Из статьи А.В. Луначарского «Задачи государственного кинодела в РСФСР»:

«Государственное кинематографическое дело в России имеет перед собой совершенно особые задачи. Дело идет не просто о национализации производства, распределении фильмов и непосредственном заведовании кинотеатрами. Дело идет о создании совершенно нового духа в этой отрасли искусства и просвещения... Главная задача кинематографа в его научной и в его художественной отрасли заключается в пропаганде. Вообще говоря, всякое искусство, как это указал еще Толстой, является прежде всего способом заражать чувствами художника массы. Просвещение в широком смысле этого слова заключается в распространении идей среди чуждых пока им умов. Кинематограф может сделать и то и другое с значительной силой: он является, с одной стороны, наглядным вызовом при распространении идей, с другой стороны, путем внесения в него черт изящного, поэтического, патетического и т. д., способен затрагивать чувства и является, таким образом, аппаратом агитации. На эти стороны и надо обратить прежде всего внимание. Я думаю, что при ограниченности средств и времени мы должны не слишком расплываться и среди двух картин приблизительно одинаковой значительности и ценности выполнить обязательно ту, которая живее может говорить уму и сердцу с точки зрения революционной пропаганды».

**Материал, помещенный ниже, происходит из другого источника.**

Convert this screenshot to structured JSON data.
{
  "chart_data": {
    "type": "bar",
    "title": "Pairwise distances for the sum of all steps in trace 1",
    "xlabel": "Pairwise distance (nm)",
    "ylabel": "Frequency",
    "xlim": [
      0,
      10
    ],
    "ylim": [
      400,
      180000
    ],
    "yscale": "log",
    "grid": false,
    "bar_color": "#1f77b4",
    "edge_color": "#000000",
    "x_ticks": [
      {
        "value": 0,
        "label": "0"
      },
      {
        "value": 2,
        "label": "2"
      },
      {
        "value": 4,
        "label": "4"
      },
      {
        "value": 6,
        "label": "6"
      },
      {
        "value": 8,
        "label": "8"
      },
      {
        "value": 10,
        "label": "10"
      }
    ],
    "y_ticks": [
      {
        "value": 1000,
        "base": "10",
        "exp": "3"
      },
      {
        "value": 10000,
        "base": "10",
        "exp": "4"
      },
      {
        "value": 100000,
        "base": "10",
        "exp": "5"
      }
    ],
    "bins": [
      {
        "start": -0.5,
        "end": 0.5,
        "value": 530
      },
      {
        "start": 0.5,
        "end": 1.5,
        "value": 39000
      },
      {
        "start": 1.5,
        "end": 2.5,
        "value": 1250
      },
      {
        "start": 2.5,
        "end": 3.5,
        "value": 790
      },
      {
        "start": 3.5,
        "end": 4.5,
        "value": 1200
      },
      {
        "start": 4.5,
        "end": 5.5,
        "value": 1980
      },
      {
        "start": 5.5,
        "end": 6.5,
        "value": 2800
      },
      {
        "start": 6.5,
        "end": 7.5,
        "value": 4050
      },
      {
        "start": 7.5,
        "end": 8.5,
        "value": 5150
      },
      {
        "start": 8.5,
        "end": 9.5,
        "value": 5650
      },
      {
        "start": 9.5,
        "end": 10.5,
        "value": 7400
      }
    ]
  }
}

Следует признать, что отношение к синематографу среди русских интеллектуалов начала ХХ века было, скорее, снисходительным и даже презрительным, нежели уважительным и заинтересованным. Искусство, созданное на волне новых технологических открытий, воспринималось как вид развлечения для толпы, привыкшей глазеть на комические ситуации, в которые попадали нелепые господа и жеманные прелестницы. То обстоятельство, что синематограф на заре своего становления был немым, не позволяло ему подняться до вершин настоящего драматического театра. Попытки подобного рода, разумеется, предпринимались, но ощущение того, что это по-прежнему было ярмарочное действо, переданное при помощи целлулоида и проекционного аппарата, не покидало.

Новая власть чутко уловила доступность кино самым широким зрительским массам, по большей части не обремененным ни интеллектом, ни глубокими познаниями в живописи, литературе и сценических искусствах. «Искусство для всех» по праву приняло на себя роль «коллективного пропагандиста и коллективного агитатора», потеснив периодическую печать, а кинопередвижки поехали по всей стране, неся зрителям свет новой идеологии, изображая мир таким, каким он должен был быть, а не таким, каким он был на самом деле.

Можно предполагать, что для актеров, выросших на Шекспире и Мольере, Островском и Гоголе, Чехове и Ибсене, новый формат лицедейства казался унизительным и примитивным. Однако осовременивание актерской профессии стало частью тотального осовременивания, переустройства мира, которое затеяли в СССР, а посему слова первого наркома просвещения Анатолия Васильевича Луначарского о государственном киноделе в стране (приведенные выше и ставшие по сути развернутым парафразом знаменитой Ленинской максимы - «из всех искусств для нас важнейшим является кино») стали руководством к действию, противостоять и не принимать участие в котором было небезопасно.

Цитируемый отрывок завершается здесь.